I next consider defendants' contention that DeVal had the right to refuse to count *571 the Russo shares in computing the number of shares involved in the Request. The basis of the corporation's refusal was that the ownership of such shares was undetermined and under the controlling by-law the corporation was required to apply the ownership test.
What are the facts? Russo entered into a contract to sell the shares which are still registered in his name. Under the agreement, part of the consideration for the shares was paid and the certificates were put in escrow pending payment of the balance. The purchaser was given an irrevocable proxy for a term. The term expired before the date of the serving of the Request here involved. The purchaser did not make the required payment of the balance. Rather, he brought suit in New York to rescind the transaction on the ground of fraud. That issue has not yet been tried. This information was known to DeVal.

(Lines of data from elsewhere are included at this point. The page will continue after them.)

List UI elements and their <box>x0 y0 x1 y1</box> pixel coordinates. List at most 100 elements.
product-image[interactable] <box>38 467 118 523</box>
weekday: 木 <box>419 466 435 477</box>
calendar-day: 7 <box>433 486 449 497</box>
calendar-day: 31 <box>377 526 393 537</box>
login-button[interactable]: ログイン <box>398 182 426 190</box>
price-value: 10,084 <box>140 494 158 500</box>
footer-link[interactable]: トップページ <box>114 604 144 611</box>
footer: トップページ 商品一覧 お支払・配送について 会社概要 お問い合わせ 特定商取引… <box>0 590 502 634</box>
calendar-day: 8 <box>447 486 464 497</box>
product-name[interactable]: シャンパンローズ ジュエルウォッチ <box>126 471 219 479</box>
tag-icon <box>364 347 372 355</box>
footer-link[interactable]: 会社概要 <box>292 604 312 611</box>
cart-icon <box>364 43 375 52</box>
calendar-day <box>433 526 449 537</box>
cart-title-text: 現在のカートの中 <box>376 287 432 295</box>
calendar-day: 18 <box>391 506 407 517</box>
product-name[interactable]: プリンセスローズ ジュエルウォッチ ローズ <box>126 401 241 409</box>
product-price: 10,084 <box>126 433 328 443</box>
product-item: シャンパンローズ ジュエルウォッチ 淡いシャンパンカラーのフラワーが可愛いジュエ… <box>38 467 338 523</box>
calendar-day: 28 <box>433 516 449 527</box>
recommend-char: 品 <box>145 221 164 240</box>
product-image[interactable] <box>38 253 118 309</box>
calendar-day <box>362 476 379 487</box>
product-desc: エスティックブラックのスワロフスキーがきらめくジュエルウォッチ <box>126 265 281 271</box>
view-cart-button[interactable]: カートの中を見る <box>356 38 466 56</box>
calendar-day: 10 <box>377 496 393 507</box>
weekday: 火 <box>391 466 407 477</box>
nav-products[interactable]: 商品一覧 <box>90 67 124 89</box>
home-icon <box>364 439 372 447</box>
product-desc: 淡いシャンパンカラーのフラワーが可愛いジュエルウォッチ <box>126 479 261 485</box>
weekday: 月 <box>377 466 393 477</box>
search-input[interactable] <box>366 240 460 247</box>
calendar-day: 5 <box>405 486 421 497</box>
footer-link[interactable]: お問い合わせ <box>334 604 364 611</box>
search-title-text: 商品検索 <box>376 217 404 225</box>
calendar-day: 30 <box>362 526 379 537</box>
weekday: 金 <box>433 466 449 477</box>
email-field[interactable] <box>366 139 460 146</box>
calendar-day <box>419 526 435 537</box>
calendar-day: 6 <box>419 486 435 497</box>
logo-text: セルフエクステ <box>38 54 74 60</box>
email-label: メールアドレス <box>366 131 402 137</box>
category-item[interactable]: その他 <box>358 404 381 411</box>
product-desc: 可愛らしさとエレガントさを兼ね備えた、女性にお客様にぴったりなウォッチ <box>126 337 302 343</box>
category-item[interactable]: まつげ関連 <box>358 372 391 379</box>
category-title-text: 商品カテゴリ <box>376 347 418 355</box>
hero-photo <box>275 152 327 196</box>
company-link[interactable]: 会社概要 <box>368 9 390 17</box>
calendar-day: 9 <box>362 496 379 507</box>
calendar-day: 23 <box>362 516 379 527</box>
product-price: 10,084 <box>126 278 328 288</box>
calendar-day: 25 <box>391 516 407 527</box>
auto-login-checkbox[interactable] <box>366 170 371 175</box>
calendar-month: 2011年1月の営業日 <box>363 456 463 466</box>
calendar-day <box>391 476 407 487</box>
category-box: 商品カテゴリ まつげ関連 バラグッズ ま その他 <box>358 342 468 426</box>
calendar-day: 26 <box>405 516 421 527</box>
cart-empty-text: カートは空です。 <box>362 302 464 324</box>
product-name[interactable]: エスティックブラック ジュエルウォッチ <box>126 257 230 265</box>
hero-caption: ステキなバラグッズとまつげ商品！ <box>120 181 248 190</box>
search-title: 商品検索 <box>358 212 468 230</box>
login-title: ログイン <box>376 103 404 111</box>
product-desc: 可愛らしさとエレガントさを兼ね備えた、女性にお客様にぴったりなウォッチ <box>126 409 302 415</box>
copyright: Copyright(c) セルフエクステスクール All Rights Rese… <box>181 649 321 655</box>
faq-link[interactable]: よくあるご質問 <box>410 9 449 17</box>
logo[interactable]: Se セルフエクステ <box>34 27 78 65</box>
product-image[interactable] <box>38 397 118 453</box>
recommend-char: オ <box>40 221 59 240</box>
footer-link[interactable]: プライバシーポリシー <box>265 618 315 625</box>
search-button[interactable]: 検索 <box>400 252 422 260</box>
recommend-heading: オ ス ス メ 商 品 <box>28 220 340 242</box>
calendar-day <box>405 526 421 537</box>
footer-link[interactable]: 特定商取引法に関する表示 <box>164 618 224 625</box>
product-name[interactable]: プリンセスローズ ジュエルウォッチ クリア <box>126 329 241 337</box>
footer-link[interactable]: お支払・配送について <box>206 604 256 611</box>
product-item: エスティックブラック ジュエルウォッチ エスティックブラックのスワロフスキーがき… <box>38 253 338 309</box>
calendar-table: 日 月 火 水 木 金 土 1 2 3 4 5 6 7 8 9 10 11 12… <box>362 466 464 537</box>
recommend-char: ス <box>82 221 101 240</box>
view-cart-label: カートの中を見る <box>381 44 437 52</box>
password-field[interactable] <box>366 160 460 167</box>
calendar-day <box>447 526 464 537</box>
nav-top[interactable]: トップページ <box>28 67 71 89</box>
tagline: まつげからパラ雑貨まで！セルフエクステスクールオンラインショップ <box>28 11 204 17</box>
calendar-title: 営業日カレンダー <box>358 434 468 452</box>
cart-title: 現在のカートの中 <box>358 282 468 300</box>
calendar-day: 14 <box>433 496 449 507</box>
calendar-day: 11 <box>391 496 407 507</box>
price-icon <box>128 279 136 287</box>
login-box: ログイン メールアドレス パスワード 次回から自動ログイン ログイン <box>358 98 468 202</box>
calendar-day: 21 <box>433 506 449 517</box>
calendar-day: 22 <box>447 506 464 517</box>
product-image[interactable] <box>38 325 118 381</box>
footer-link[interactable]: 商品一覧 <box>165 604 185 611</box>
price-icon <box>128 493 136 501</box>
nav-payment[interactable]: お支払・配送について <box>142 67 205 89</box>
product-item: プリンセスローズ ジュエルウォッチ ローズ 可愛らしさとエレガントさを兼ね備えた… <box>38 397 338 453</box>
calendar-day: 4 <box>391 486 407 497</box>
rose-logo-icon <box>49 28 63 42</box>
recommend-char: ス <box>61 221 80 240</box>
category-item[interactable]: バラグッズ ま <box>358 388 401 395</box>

We have then a situation where the Request was signed by the registered owner. Admittedly, the other party to the contract of sale, aware of the Request and aware of this action, has not made any demand on DeVal as to this matter. The question then is whether, in this circumstance, the corporation has any standing to raise the ownership issue and to insist that such shares cannot be counted for present purposes until the matter is finally decided in New York.
There is much learning in the books concerning the relationship between stockholders and the corporation and the relationship between stockholders. A discussion of many of these problems may be found in In re Giant Portland Cement Co., 26 Del.Ch. 32, 21 A.2d 697. The general purport of the Giant Portland case is that absent some legal action by the alleged beneficial owner, the corporation is generally bound to recognize and give effect to the action of the registered owner. But the defendants say that the by-law requires that the demand be by the owners. By this they presumably mean that when the registered owner and the beneficial owner are different, the demand must be made by the beneficial owner. If that is in doubt, no one votes until that doubt is resolved, regardless of the attitudes of those parties. Defendants point to the fact that in other portions of the by-laws there is specific reference to registered owner.